The infinite pleasure that the heart takes in knowing God far outweighs the quibbles of
the mind that resist Him, and any pleasures of the physical senses. This is not only the testimony
of the Scriptures of the Old and New Testaments; it has been the first-hand witness of saints in
every age. Fanny Crosby, the blind hymn writer, wrote,
O the pure delight of a single hour
That before thy throne I spend,
When I kneel in prayer and with thee, my God,
I commune as friend with friend.
Skepticism is no match for God's elective purposes in drawing men to Himself, particularly
when we consider the means He has appointed to effect the purpose of His election, namely the
O that old rugged cross, so despised by the world,
Has a wondrous attraction for me;
For the dear Lamb of God left his glory above
To bear it to dark Calvary.
So I'll cherish the old rugged cross,
Till my trophies at last I lay down;
I will cling to the old rugged cross,
And exchange it some day for a crown.
(George Bennard, 1913 The Old Rugged Cross)
The proof of the pudding for Voltaire's patron saint, doubting Thomas, was Jesus's inviting words at his resurrection appearance to the disciples in the upper room: "Put your finger here; see my hands. Reach out your hand and put it into my side. Stop doubting and believe" (John 20:27). Only then did Thomas submit and cry out, "My Lord and my God!" Jesus acknowledged the validity of the blessing accompanying the faith which follows the physical seeing, but his underscoring the blessing of the faith that is not dependent upon seeing was a gentle rebuke to Thomas.
Skepticism frequently becomes fashionable or trendy in pseudo-intellectual circles, and academic professionals like to set the trends. Skepticism makes an impressive facade for fornicators, and in that sense, a man's theology is dictated by his morality, or lack of it. In that sense, skepticism is disingenuous-it is a myth which not even the professing skeptic sincerely espouses. But it can work the other way, as well--one's theology can determine his morality. Either way, skepticism is a dangerous game to play, and the New Testament depicts it as evidence of a hard heart and describes it as evil. The inner reflex of the true saint is to be free from the skepticism that paralyzes the soul ,as expressed in the words of hymn writer, Johnson Oatman, in 1898, in his hymn "Higher Ground."

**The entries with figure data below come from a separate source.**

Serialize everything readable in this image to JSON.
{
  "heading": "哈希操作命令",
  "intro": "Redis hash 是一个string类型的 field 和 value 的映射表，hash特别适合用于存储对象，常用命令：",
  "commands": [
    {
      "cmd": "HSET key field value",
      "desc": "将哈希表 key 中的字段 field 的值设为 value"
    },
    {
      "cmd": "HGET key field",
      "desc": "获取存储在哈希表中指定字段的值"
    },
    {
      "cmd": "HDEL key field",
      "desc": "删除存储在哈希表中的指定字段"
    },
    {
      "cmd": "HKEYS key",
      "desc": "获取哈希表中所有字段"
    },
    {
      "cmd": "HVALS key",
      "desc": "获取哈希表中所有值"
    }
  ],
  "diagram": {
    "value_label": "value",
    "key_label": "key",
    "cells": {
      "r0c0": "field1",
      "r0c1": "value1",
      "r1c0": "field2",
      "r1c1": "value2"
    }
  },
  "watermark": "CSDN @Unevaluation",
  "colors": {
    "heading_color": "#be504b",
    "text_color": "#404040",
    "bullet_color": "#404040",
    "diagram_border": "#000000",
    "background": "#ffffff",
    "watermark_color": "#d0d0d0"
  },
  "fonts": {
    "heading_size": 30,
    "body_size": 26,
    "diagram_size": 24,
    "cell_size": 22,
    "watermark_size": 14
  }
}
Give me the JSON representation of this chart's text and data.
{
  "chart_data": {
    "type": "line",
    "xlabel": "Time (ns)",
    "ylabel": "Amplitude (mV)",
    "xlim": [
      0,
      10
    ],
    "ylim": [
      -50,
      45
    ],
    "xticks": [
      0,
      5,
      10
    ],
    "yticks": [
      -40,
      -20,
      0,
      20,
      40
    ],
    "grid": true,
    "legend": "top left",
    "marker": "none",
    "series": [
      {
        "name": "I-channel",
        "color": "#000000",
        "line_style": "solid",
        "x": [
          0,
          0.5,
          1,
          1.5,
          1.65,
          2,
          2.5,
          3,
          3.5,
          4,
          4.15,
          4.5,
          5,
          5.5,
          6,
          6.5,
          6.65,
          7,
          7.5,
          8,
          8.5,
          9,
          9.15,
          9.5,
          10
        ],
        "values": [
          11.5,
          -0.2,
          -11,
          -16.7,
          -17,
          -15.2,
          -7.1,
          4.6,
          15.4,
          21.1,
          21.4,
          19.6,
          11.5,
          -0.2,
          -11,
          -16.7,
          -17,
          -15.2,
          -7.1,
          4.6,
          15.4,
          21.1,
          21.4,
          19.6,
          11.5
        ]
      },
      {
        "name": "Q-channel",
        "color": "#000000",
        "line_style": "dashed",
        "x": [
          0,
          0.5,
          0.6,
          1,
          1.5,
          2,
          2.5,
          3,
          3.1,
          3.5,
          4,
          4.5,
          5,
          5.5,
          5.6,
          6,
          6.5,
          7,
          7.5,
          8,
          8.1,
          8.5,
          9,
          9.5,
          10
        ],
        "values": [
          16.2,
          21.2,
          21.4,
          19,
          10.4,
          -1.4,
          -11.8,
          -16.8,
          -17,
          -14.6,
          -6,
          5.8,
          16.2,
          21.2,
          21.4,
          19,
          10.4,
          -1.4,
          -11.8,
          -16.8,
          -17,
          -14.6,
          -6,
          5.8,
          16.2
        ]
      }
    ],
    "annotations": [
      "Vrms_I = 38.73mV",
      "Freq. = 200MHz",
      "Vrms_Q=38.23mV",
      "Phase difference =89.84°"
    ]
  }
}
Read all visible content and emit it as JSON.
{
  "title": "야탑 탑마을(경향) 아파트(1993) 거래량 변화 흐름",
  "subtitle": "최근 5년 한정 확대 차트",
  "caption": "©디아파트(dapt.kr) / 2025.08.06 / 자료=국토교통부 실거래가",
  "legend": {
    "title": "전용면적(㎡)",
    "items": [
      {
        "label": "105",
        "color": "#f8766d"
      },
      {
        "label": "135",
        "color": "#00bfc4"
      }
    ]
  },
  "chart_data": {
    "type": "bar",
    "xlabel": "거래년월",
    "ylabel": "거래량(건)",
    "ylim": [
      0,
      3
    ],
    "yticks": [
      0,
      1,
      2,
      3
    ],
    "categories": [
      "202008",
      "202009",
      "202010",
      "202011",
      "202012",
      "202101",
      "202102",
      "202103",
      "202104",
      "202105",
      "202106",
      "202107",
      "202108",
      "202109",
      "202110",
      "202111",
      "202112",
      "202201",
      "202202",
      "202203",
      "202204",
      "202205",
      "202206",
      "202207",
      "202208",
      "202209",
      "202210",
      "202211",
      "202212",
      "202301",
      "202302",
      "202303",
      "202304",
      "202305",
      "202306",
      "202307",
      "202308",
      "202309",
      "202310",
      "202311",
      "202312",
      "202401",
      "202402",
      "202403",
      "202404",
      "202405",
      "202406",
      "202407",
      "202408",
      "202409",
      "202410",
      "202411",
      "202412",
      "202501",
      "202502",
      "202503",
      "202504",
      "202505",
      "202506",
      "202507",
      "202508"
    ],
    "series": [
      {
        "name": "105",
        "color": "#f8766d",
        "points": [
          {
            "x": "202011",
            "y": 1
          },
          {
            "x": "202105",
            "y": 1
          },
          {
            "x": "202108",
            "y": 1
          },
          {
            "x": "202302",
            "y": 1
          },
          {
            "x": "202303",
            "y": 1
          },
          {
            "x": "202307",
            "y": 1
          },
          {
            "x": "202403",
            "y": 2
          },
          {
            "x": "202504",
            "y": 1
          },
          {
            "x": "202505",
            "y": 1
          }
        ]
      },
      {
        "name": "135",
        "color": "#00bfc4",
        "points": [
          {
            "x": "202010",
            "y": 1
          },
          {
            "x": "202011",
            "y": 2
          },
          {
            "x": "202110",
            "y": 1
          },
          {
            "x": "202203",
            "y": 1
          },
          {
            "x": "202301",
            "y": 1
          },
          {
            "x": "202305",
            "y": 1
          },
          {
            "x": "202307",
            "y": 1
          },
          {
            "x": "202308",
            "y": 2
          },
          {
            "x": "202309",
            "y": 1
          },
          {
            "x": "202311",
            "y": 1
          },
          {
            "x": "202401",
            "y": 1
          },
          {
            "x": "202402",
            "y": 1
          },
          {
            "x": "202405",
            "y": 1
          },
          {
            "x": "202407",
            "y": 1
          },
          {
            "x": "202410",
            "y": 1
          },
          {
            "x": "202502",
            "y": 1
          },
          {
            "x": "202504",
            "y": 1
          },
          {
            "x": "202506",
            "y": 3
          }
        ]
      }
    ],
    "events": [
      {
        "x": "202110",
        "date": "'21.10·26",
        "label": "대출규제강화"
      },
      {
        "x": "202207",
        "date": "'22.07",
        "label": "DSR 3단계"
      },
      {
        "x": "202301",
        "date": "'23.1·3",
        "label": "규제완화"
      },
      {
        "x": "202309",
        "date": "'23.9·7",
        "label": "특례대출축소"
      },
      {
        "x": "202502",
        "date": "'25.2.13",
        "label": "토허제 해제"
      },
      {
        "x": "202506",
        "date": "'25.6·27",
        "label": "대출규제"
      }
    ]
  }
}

My heart has no desire to stay
Where doubts arise and fears dismay;
Though some may dwell where those abound,
My prayer, my aim, is higher ground.
The Hebrew prophets spoke of a day in the future when skepticism will be an utter impossibility--a day when the earth would be filled with the glory of the knowledge of the LORD as the waters cover the sea.
This is a day when men should be doubting their doubts, laying aside their unbelief. For
he whom the prophets announced and to whom the apostles testified--the one who has been acknowledged by
philosophers and students of the world religions as the greatest teacher of all time (including
men like Spinoza and Voltaire who have denied his claims)--this Jesus stood before Pontius
Pilate and stated,
You are right in saying I am a king. In fact, for this reason I was born, and for this I came into the world, to testify to the truth. Everyone on the side of truth listens to me (John 18:37).